Witajcie Dziewczyny! Na początku chciałam Wam podziękować za wszystkie komentarze pod poprzednim postem o jadalni starszej pani:) Cieszę się bardzo, że jadalnia Wam się podoba, tym bardziej, że pomysł na pokój i wykonanie wszelkich prac od A do Z pozostało w naszych rękach.
Mój pobyt w Kołobrzegu to już historia, ale jak zwykle udało mi się co nieco wyszukać w moich ulubionych miejscach.

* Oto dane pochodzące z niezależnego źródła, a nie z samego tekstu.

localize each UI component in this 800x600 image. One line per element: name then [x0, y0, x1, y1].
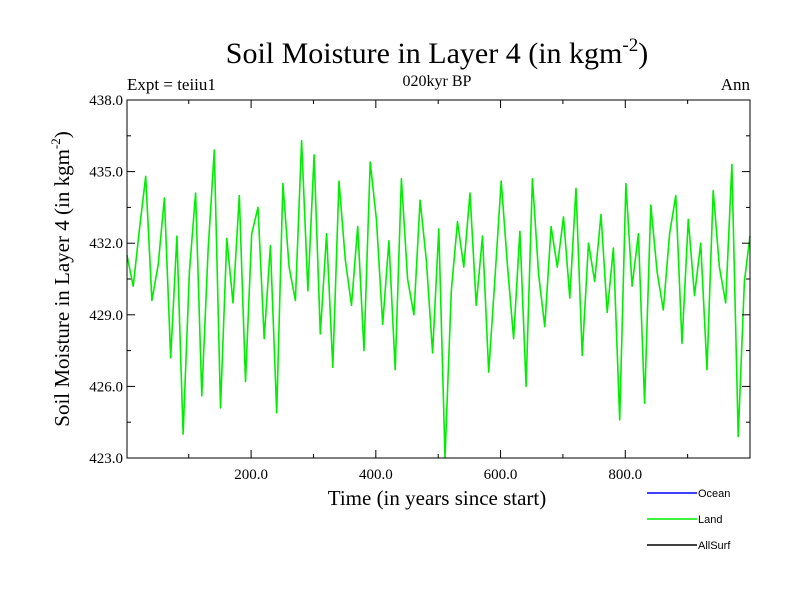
y-axis-label: Soil Moisture in Layer 4 (in kgm-2) [48, 131, 74, 426]
legend-label-ocean: Ocean [698, 488, 730, 500]
y-tick-label: 438.0 [89, 93, 123, 109]
x-axis-label: Time (in years since start) [328, 486, 547, 510]
season-label: Ann [721, 75, 751, 94]
y-tick-label: 426.0 [89, 379, 123, 395]
chart-subtitle: 020kyr BP [403, 73, 472, 90]
experiment-label: Expt = teiiu1 [127, 75, 216, 94]
y-tick-label: 432.0 [89, 236, 123, 252]
y-tick-label: 423.0 [89, 451, 123, 467]
chart-title: Soil Moisture in Layer 4 (in kgm-2) [226, 35, 648, 70]
x-axis-ticks: 200.0 400.0 600.0 800.0 [188, 100, 689, 483]
legend-label-allsurf: AllSurf [698, 540, 731, 552]
legend-label-land: Land [698, 514, 722, 526]
x-tick-label: 600.0 [484, 467, 518, 483]
y-axis-ticks: 423.0 426.0 429.0 432.0 435.0 438.0 [89, 93, 750, 467]
y-tick-label: 429.0 [89, 308, 123, 324]
x-tick-label: 400.0 [359, 467, 393, 483]
x-tick-label: 200.0 [234, 467, 268, 483]
series-line-land [126, 139, 751, 459]
plot-area [126, 139, 751, 459]
y-tick-label: 435.0 [89, 165, 123, 181]
legend: Ocean Land AllSurf [647, 488, 731, 552]
x-tick-label: 800.0 [608, 467, 642, 483]
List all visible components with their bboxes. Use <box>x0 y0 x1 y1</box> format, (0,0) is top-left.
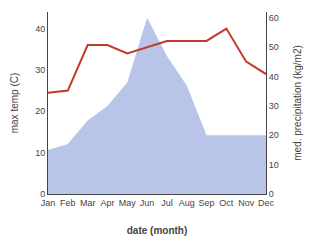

Na szczęście ograniczyła mnie pojemność walizki i podróż pociągiem z Dominikiem, bo inaczej z pewnością wróciłabym z o wiele większym bagażem:)

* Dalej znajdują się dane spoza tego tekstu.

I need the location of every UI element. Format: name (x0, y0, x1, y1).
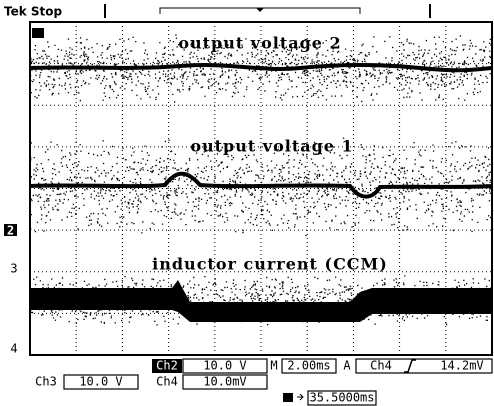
trigger-pointer (256, 8, 264, 12)
noise (30, 34, 493, 325)
trace-label: output voltage 1 (190, 137, 353, 156)
trace-label: output voltage 2 (178, 34, 341, 53)
scale: 10.0 V (203, 359, 246, 373)
time-scale: 2.00ms (287, 359, 330, 373)
trace-v1 (30, 174, 492, 197)
trace-label: inductor current (CCM) (152, 255, 388, 274)
trigger-prefix: A (343, 359, 351, 373)
trigger-icon (32, 28, 44, 38)
time-prefix: M (270, 359, 277, 373)
arrow-icon (297, 394, 303, 400)
oscilloscope-screen: Tek Stop output voltage 2 output voltage… (0, 0, 494, 406)
status: Tek Stop (4, 5, 63, 19)
trace-v2 (30, 65, 492, 70)
channel-marker: 4 (10, 342, 17, 356)
channel-marker: 2 (7, 224, 14, 238)
channel: Ch3 (35, 375, 57, 389)
trigger-channel: Ch4 (370, 359, 392, 373)
channel: Ch2 (156, 359, 178, 373)
trigger-level: 14.2mV (440, 359, 483, 373)
trigger-icon (283, 393, 293, 402)
scale: 10.0mV (203, 375, 246, 389)
channel-marker: 3 (10, 262, 17, 276)
scale: 10.0 V (79, 375, 122, 389)
channel: Ch4 (156, 375, 178, 389)
trigger-position: 35.5000ms (309, 391, 374, 405)
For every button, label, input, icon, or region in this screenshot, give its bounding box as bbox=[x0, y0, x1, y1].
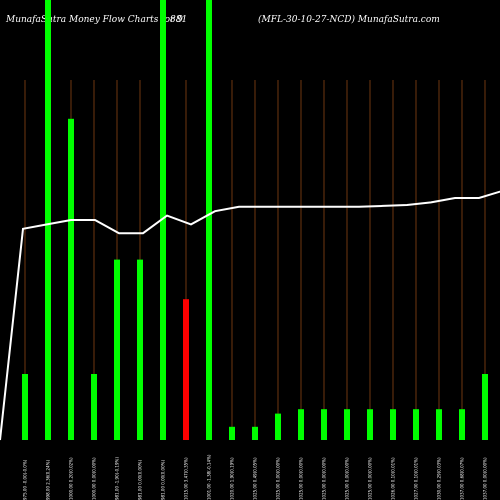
x-tick-label: 1025.00 0.00(0.00%) bbox=[368, 457, 373, 500]
price-line bbox=[0, 190, 500, 441]
bar bbox=[137, 259, 143, 440]
x-tick-label: 1000.00 0.20(0.02%) bbox=[69, 457, 74, 500]
bar bbox=[114, 259, 120, 440]
x-tick-label: 1015.00 3.47(0.35%) bbox=[184, 457, 189, 500]
bar bbox=[298, 409, 304, 440]
bar bbox=[482, 374, 488, 440]
bar bbox=[91, 374, 97, 440]
chart-title-left: MunafaSutra Money Flow Charts for 9 bbox=[5, 15, 183, 25]
x-tick-label: 1037.00 0.00(0.00%) bbox=[483, 457, 488, 500]
bar bbox=[344, 409, 350, 440]
bar bbox=[160, 0, 166, 440]
chart-title-code: 881 bbox=[170, 15, 187, 25]
x-tick-label: 981.00 0.00(0.00%) bbox=[138, 460, 143, 500]
x-tick-label: 1025.00 0.49(0.05%) bbox=[253, 457, 258, 500]
x-tick-label: 1030.00 0.29(0.03%) bbox=[437, 457, 442, 500]
price-line-path bbox=[0, 190, 500, 441]
bars bbox=[22, 0, 488, 441]
gridlines bbox=[24, 80, 486, 440]
bar bbox=[183, 299, 189, 440]
bar bbox=[459, 409, 465, 440]
x-tick-label: 998.00 2.36(0.24%) bbox=[46, 460, 51, 500]
bar bbox=[252, 426, 258, 440]
bar bbox=[390, 409, 396, 440]
bar bbox=[229, 426, 235, 440]
bar bbox=[275, 413, 281, 440]
x-tick-label: 1000.00 0.00(0.00%) bbox=[92, 457, 97, 500]
bar bbox=[68, 118, 74, 441]
x-tick-label: 1025.00 0.00(0.00%) bbox=[299, 457, 304, 500]
bar bbox=[206, 0, 212, 440]
x-tick-label: 981.00 -1.90(-0.19%) bbox=[115, 457, 120, 500]
x-tick-label: 975.00 -0.00(-0.0%) bbox=[23, 459, 28, 500]
x-tick-label: 1025.00 0.00(0.00%) bbox=[322, 457, 327, 500]
bar bbox=[413, 409, 419, 440]
bar bbox=[45, 0, 51, 440]
x-tick-label: 1025.00 0.00(0.00%) bbox=[345, 457, 350, 500]
x-tick-label: 1027.00 0.10(0.01%) bbox=[414, 457, 419, 500]
chart-title-right: (MFL-30-10-27-NCD) MunafaSutra.com bbox=[258, 14, 440, 25]
x-tick-labels: 975.00 -0.00(-0.0%) 998.00 2.36(0.24%) 100… bbox=[23, 454, 488, 500]
x-tick-label: 1001.00 -1.38(-0.14%) bbox=[207, 454, 212, 500]
bar bbox=[22, 374, 28, 440]
x-tick-label: 981.00 0.00(0.00%) bbox=[161, 460, 166, 500]
x-tick-label: 1037.00 0.68(0.07%) bbox=[460, 457, 465, 500]
x-tick-label: 1026.00 0.10(0.01%) bbox=[391, 457, 396, 500]
bar bbox=[321, 409, 327, 440]
x-tick-label: 1025.00 0.00(0.00%) bbox=[276, 457, 281, 500]
bar bbox=[436, 409, 442, 440]
x-tick-label: 1020.00 1.90(0.19%) bbox=[230, 457, 235, 500]
bar bbox=[367, 409, 373, 440]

Najbardziej zadowolona jestem z drewnianego konia na biegunach, który taki sam występował już w aranżacjach jadalni. Koń jest drewniany, zakupiony w sklepie Netto za naprawdę dobrą cenę.
W chińskiej hurtowni wypatrzyłam piękną łyżwę i uzupełniłam zapas ścierek kuchennych, a z Pepco przytargałam biały koc w granatowe gwiazdy.
****
A nawiązując do tytułu posta, to w salonie zmieniłam białe zasłony na kraciaste biało-czerwone. Impulsem do zmiany było zdjęcie z okładki "Mojego Mieszkania", dzięki któremu przypomniałam sobie o zasłonach, które leżały na dnie skrzyni, bo jakoś czerwony od dawna nie należał do moich ulubionych:) Zrobiło się kolorowo, inaczej i jakoś tak przytulniej. Na pewno do początku grudnia ta czerwień mi się opatrzy i z przyjemnością wrócę do dekoracji świątecznych w bieli, szarościach i błękicie:) A swoją drogą kolejny raz przekonałam się o tym, jak niewielką zmianą, bo jedynie kolorem i wzorem zasłon, można zmienić charakter wnętrza.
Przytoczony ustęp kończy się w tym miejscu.